My parents split when I was thirteen. My older sister had already moved out and on, having taken a job waiting tables in Victoria, about as far west as she could go without ending up in the Pacific. I lived with my mother till I was sixteen, then decided to join my father in Halifax. It didn’t work out. We weren’t good housemates, me for being sixteen, he for being my father. I returned to Montreal, finished high school and CÉGEP, and attended McGill on a full scholarship—the only way we were able to afford it.

“I hear you talk of my mother,” I said to my aunt, “but you haven’t mentioned my father. Your brother.”

She said nothing.

“I had this memory bubble up on me this morning,” I went on. “When you and Uncle Terry visited us that time. I remember shouting. Not me, adults.”

She was standing right in front of me. I watched her eyes peer into me. She reached across and lay a hand on my shoulder. “How much are you your father’s son?”

“I don’t know how to answer that question.”

She nodded, withdrew her hand. “That’s a good answer, actually.” The dogs circled.

“Maybe you’re supposed to tell me.”

“Then I’ll need time.” She turned away toward the house.

“Hang on, please,” I called after her. “I’m not good with all these holes.”
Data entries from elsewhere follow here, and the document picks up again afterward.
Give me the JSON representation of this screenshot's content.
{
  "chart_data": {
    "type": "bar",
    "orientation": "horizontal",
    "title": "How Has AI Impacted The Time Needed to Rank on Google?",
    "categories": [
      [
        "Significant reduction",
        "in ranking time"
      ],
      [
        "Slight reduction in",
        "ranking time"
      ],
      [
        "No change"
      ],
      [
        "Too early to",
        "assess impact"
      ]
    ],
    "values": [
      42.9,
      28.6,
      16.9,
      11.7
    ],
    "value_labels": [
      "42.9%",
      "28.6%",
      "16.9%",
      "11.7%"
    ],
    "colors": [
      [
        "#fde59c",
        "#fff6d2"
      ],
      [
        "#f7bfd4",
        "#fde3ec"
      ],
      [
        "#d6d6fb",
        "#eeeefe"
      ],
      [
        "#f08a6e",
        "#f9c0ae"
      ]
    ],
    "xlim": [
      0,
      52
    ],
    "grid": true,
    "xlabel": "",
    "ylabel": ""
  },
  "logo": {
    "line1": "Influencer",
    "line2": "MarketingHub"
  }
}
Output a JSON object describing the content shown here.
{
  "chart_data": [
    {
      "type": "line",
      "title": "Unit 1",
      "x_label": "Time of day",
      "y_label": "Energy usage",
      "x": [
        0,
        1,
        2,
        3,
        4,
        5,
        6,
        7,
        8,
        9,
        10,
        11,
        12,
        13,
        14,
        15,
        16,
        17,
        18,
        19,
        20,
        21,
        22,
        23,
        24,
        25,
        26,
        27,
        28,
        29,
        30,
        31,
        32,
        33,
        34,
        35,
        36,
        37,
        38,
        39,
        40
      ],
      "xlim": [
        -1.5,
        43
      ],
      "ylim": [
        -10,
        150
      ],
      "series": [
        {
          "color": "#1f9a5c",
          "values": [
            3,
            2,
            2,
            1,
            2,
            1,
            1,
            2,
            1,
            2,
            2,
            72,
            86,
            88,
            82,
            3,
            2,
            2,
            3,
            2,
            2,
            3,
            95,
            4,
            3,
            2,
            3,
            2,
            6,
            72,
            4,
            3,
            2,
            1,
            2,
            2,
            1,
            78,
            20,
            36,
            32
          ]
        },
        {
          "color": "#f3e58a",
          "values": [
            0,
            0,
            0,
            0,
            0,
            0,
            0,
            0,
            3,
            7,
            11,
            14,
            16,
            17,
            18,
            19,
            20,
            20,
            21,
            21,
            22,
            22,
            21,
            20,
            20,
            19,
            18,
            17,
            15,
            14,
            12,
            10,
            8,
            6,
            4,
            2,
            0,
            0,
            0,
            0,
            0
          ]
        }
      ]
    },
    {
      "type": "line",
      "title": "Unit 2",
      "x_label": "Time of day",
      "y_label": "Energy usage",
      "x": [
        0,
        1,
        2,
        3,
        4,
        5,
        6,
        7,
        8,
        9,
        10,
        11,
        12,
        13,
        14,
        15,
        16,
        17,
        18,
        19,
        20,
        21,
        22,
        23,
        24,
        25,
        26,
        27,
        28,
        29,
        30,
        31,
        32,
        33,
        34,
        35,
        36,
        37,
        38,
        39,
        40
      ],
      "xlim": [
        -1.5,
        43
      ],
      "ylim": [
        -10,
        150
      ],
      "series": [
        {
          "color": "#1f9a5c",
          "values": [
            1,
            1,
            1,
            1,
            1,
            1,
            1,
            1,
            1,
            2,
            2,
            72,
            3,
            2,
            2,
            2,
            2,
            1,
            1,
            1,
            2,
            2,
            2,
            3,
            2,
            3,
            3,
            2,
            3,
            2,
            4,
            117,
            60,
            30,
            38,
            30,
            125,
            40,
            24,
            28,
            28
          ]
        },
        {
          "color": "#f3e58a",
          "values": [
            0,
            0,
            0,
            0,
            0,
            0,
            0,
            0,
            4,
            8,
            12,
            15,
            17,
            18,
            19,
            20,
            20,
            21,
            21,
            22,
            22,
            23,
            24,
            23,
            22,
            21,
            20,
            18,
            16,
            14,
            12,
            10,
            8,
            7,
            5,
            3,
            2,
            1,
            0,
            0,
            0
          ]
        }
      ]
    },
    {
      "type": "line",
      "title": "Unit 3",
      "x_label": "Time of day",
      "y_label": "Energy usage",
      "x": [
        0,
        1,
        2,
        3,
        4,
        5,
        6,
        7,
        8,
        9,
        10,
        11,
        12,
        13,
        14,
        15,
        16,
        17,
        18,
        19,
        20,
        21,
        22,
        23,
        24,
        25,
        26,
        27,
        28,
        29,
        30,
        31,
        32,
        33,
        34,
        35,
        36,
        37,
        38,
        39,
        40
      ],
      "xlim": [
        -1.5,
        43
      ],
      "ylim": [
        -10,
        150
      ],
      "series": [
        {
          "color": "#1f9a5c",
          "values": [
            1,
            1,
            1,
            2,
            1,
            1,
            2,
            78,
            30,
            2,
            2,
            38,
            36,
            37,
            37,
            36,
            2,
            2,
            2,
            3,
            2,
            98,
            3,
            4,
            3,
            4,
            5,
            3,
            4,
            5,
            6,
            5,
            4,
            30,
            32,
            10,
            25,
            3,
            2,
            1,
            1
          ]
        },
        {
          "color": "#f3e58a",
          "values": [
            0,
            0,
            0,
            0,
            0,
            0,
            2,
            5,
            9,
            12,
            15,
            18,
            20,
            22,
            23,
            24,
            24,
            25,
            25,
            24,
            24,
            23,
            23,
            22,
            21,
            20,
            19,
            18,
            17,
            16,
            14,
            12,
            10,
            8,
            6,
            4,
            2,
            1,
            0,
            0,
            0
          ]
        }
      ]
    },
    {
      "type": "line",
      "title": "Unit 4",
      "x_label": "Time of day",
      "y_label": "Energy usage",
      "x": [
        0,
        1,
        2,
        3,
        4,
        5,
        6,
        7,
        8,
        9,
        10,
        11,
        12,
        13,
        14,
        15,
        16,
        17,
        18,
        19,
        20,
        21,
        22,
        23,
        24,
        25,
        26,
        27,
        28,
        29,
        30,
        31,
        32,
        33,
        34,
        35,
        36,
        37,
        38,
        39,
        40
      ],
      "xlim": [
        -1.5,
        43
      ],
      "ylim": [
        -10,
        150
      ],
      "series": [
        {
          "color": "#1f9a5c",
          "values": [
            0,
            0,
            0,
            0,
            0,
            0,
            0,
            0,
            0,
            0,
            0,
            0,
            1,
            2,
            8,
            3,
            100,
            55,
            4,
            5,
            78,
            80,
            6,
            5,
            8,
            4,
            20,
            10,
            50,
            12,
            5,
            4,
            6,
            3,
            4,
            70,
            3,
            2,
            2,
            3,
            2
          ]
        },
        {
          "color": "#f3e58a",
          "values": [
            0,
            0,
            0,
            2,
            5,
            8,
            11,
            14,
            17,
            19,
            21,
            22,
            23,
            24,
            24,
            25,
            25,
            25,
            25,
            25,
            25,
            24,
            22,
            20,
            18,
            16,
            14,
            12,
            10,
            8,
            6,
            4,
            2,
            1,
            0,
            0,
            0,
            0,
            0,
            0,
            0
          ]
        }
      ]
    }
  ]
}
“Come,” she said. “We’ll have tea.”


I sipped tea and waited.

“You are an open person. I appreciate that.” She stopped pacing and sat with me at the kitchen island. “I’m an introvert. A classic of the type, actually. You ask about family. I get that. Of course you’re curious. You don’t have many relatives. Your mum was an only child, your father is my only sibling. You’re, what, eight years younger than your sister? You probably aren’t close.” Her eyes always seemed to have somewhere else to go. “But it strikes me how little all that seems to matter right now.”